I’m harping on the same string. A month ago, I noted
how it was not necessary for terrorists to figure out how to poison us.
Our own companies are doing it for them. Now, our
government is doing a heck of a job to make it easier for companies to
poison us, and to get away with it.
As noted by the former WaPo reporter, Ed Bruske, the USDA is no longer
keeping track of pesticide use. Formerly, the USDA published
an annual report a chemical usage in agriculture. It was the
only comprehensive, reliable source of information regarding national
agricultural use of pesticides. Bruske elaborates on his
blog, The
Slow Cook:
…Now it emerges that the Bushites also plan to
discontinue the federal government’s database on agricultural pesticide
use.Anyone–scientists, researchers, public interest groups–wanting to
know how much of a certain pesticide is being spewed into the
atmosphere could in the past turn to the annual Agriculture Chemical
Research Reports.
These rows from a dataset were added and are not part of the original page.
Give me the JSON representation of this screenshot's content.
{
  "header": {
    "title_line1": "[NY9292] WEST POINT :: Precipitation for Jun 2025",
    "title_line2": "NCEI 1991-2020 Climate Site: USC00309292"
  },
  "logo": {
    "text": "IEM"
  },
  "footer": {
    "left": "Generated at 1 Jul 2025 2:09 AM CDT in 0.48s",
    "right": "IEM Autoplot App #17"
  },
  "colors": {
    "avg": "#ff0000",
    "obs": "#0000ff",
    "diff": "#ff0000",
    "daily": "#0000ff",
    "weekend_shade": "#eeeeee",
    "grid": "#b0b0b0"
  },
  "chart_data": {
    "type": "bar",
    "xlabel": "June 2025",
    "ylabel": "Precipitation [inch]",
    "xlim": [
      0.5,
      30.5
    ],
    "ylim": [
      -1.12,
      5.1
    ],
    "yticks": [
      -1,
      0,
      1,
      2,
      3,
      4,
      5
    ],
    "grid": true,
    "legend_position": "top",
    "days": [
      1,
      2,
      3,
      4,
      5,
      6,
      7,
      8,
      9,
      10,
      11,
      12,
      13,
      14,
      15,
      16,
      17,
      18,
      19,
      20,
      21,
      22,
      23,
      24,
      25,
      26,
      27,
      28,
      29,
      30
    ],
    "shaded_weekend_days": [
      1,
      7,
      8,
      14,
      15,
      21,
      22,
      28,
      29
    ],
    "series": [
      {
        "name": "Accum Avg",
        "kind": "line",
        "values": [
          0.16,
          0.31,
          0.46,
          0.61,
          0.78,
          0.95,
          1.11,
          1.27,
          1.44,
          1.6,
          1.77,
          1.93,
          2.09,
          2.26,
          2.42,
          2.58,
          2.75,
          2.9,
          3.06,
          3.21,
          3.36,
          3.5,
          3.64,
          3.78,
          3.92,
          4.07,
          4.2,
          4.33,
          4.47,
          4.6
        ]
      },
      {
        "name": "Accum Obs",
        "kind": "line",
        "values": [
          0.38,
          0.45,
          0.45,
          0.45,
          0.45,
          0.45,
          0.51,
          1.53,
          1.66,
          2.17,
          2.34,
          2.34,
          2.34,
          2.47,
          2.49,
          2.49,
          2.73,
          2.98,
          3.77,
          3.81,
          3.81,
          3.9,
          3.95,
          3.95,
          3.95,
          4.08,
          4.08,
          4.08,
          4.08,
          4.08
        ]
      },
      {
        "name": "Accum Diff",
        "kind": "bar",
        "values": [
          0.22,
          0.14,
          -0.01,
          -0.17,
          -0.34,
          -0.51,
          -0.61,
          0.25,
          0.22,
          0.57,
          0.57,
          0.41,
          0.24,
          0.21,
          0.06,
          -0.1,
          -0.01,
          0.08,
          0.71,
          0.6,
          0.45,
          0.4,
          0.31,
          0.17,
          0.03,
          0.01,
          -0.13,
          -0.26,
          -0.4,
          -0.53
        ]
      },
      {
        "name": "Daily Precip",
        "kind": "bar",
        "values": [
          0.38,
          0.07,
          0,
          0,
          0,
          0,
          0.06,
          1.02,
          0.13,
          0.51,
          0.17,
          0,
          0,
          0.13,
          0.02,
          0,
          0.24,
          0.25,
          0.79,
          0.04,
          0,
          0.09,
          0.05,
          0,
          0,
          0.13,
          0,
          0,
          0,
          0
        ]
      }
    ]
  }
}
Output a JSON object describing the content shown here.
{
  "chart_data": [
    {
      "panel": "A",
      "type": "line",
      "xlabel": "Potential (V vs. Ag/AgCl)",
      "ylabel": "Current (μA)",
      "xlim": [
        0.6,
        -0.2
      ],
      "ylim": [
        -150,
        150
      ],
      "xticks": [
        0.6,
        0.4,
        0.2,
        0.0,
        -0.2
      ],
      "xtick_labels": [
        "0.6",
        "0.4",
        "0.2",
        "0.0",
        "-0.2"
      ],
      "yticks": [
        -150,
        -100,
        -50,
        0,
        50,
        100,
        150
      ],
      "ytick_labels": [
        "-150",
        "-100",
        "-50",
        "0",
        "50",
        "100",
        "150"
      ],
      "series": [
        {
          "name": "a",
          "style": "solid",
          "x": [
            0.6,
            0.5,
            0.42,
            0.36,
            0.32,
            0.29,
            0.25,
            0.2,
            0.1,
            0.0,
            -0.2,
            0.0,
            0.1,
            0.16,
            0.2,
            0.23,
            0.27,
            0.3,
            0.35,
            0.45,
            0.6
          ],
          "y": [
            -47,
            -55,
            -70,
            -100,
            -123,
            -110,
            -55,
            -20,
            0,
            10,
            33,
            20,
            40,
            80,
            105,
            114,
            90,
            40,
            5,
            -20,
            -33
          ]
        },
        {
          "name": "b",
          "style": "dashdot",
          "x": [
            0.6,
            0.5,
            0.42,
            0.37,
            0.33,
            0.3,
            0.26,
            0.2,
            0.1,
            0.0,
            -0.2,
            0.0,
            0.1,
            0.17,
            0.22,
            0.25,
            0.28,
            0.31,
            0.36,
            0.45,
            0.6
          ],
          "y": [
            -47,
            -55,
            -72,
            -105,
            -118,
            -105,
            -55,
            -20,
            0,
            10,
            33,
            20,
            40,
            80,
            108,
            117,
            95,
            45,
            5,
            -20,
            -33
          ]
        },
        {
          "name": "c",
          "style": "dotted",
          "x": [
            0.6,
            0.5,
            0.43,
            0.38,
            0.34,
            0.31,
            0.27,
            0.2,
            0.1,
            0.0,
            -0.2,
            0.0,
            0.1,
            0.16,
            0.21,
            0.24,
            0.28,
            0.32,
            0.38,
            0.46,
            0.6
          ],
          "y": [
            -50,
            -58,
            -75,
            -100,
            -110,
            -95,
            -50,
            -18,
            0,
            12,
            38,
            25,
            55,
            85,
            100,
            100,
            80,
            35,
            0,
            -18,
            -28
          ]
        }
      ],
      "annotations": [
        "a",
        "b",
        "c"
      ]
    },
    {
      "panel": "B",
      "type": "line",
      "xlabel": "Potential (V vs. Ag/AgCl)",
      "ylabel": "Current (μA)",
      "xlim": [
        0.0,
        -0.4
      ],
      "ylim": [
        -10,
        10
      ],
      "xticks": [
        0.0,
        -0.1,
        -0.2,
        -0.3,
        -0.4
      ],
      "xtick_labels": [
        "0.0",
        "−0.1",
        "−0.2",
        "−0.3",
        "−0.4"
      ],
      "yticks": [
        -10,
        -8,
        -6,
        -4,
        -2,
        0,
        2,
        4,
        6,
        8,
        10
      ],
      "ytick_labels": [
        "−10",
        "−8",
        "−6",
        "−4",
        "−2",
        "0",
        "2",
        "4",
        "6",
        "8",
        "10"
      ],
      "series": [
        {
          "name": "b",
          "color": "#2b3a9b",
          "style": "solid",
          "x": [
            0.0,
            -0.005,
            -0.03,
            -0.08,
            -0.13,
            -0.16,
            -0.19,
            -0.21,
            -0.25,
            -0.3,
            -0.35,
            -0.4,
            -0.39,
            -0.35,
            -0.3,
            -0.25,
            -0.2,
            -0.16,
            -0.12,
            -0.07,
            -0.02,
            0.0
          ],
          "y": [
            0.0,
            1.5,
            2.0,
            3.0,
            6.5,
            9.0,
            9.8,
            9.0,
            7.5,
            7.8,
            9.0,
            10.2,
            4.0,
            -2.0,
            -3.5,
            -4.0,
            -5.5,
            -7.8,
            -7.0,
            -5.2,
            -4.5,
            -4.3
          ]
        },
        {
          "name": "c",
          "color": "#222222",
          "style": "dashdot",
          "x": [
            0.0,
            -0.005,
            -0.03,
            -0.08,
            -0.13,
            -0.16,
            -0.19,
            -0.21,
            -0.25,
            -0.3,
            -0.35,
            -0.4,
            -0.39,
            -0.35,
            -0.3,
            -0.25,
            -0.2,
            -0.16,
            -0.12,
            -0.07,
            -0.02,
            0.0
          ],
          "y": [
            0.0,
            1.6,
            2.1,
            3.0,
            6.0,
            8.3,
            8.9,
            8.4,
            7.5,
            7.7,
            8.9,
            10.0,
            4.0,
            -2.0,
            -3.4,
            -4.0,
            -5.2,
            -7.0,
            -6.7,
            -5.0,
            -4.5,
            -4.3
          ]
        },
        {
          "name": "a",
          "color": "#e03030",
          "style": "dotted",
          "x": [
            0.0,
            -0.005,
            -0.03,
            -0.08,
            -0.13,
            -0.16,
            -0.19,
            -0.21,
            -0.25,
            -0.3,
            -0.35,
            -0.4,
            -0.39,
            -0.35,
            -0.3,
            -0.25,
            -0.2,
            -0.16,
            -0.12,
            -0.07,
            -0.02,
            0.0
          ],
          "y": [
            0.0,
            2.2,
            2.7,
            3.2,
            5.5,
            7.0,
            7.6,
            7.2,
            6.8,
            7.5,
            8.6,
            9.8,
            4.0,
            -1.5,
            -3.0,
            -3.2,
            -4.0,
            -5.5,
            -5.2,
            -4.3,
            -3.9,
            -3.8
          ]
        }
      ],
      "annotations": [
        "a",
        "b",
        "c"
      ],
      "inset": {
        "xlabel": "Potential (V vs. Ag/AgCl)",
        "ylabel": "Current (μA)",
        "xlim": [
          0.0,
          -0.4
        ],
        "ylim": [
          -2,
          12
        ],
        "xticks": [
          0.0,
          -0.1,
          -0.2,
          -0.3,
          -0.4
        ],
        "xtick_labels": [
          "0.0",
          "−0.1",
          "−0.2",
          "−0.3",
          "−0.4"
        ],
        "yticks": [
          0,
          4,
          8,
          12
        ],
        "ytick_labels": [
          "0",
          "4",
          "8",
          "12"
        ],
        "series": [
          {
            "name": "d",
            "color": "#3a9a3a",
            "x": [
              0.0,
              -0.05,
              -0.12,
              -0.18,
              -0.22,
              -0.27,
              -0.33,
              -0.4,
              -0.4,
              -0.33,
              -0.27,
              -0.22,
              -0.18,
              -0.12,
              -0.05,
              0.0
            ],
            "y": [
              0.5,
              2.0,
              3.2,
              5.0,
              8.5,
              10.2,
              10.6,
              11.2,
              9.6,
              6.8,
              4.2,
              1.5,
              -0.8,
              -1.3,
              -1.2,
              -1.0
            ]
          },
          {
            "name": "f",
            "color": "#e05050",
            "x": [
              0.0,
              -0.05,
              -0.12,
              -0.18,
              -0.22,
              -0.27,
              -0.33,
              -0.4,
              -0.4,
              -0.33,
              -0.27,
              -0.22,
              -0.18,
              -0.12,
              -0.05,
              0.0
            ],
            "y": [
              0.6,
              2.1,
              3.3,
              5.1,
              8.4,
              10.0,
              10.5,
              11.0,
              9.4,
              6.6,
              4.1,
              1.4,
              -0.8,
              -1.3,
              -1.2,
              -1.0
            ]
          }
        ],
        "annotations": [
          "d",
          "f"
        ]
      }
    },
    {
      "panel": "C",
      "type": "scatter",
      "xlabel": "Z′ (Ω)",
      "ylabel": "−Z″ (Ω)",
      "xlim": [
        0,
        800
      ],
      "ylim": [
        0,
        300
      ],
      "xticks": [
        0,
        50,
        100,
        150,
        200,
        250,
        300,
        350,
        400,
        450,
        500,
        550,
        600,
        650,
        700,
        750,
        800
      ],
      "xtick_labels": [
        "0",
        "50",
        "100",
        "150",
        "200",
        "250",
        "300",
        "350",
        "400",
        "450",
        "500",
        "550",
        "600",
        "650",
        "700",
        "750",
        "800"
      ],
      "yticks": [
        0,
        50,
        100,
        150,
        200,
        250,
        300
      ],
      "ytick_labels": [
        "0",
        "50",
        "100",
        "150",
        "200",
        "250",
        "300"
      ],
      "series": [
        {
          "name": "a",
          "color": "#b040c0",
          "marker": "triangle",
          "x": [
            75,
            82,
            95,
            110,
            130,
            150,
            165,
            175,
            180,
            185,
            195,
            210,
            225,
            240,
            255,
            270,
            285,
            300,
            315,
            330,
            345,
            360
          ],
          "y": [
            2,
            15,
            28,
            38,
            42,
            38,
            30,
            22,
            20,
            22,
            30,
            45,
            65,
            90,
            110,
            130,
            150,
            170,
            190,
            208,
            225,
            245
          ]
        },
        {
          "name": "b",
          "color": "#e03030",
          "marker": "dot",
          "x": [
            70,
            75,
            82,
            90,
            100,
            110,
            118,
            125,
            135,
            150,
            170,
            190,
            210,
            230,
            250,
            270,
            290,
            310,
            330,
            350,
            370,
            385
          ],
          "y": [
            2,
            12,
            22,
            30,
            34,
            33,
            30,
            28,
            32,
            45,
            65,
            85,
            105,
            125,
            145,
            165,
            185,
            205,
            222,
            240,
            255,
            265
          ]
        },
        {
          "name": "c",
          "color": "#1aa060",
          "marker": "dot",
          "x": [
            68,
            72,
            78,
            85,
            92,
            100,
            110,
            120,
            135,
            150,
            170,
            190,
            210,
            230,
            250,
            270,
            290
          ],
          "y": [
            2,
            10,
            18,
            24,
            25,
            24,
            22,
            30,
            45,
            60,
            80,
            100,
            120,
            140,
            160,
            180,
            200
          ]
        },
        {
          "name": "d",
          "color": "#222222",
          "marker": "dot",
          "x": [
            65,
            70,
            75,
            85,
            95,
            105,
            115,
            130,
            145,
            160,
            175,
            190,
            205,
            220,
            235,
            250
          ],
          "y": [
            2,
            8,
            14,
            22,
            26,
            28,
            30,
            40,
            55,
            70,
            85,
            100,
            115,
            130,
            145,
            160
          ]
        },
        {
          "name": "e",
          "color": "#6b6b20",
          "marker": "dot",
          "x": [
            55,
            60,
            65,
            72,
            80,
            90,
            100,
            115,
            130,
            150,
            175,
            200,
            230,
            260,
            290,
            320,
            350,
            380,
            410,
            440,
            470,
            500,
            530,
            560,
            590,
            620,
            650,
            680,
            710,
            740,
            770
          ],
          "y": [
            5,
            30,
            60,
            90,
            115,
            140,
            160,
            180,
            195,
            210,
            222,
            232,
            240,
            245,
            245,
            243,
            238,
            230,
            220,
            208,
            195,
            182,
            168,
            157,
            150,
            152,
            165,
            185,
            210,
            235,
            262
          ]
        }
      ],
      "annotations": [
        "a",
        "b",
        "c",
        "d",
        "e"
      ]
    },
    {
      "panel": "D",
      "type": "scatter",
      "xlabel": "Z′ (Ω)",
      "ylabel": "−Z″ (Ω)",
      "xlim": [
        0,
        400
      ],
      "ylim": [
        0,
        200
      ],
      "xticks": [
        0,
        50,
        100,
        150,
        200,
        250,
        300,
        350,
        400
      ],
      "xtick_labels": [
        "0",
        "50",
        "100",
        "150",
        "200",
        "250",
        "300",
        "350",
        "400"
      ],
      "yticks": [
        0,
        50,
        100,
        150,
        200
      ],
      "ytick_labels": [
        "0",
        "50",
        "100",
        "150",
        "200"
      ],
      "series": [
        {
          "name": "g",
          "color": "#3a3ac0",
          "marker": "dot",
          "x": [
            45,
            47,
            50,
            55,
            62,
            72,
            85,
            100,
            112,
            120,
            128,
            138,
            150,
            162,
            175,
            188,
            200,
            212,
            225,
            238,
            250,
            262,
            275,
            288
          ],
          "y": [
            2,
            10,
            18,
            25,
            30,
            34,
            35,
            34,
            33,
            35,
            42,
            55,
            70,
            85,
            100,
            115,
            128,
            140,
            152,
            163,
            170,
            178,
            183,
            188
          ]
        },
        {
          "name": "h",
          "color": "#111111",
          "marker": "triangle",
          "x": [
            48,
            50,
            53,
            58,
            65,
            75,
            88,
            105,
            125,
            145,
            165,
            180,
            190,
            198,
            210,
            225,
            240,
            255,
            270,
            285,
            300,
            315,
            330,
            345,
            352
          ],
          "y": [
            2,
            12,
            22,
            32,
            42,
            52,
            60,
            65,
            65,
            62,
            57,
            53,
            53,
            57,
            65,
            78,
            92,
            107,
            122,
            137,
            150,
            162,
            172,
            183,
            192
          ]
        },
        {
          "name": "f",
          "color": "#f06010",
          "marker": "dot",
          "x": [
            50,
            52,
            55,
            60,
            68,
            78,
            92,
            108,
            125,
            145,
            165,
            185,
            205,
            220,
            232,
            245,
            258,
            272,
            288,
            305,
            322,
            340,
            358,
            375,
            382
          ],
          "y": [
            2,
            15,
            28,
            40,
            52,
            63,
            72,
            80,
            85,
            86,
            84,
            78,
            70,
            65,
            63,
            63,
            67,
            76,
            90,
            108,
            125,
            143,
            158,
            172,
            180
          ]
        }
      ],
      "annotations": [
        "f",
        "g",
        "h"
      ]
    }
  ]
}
The reports, while hardly the stuff of headline news,
have helped show that genetically modified crops that are supposed to
help farmers achieve weed-free croplands have actually spawned new
types of herbicide-resistant weeds, resulting in more and more
chemicals being sprayed onto the land
I suspect that many of these chemicals are fairly innocuous, and that
for others, the benefits outweigh the risks. Bu there is no
way to know that, without data.
Elanor, writing at The
Ethicurean, has more:
Last year, ostensibly because of budget cuts, the
USDA scaled back the surveys to cover only a few crops. Then early this
year, in a cryptic notice published deep in the Federal Register, the
agency announced that all chemical-use surveys would be suspended until
at least 2010. In other words, the government will no longer be keeping
track of what kinds of pesticides are used on U.S. crops, nor how much.
Elanor (it really is spelled like that) also links to a very
informative letter
signed by an ad-hoc collective of environmental advocates.
The letter is posted by the Natural Resources Defense
Council; they have a lot more here,
which you can read if you don’t mind getting depressed for the rest of
the day.
Knowledge is power; if the people have no knowledge, then they don’t
have any power. The elitists in the White House think that
they are the ones who should make all the decisions. By
keeping everyone in the dark, they ensure that there won’t be another
center of power coalescing to challenge them.
What worries me here? Even more than the potential hazards
from pesticides, I’m concerned about how easily the Administration gets
away with this.
I suppose that one could see the counter-argument. Access to
this information will only empower perky tree-huggers and even peskier
trial lawyers, and annoying ivory-tower types, such as epidemiologists
and occupational health folks. They’ll get their hands on the
information and engage in all kinds of anti-growth, anti-business
activities.
Libertarian-type folks might think it makes sense for the government to
stop enabling this kind of activism, since activists really ought to
just mind their own business.
But the issue is far larger than that. Secrecy is a way for
the government to have more power. Selective secrecy is a way
for the government to empower some, while disempowering others.
Or, for those who are able to sway government, to empower
themselves at the expense of others. It is hard to imagine
that anyone really thinks that this is a good idea.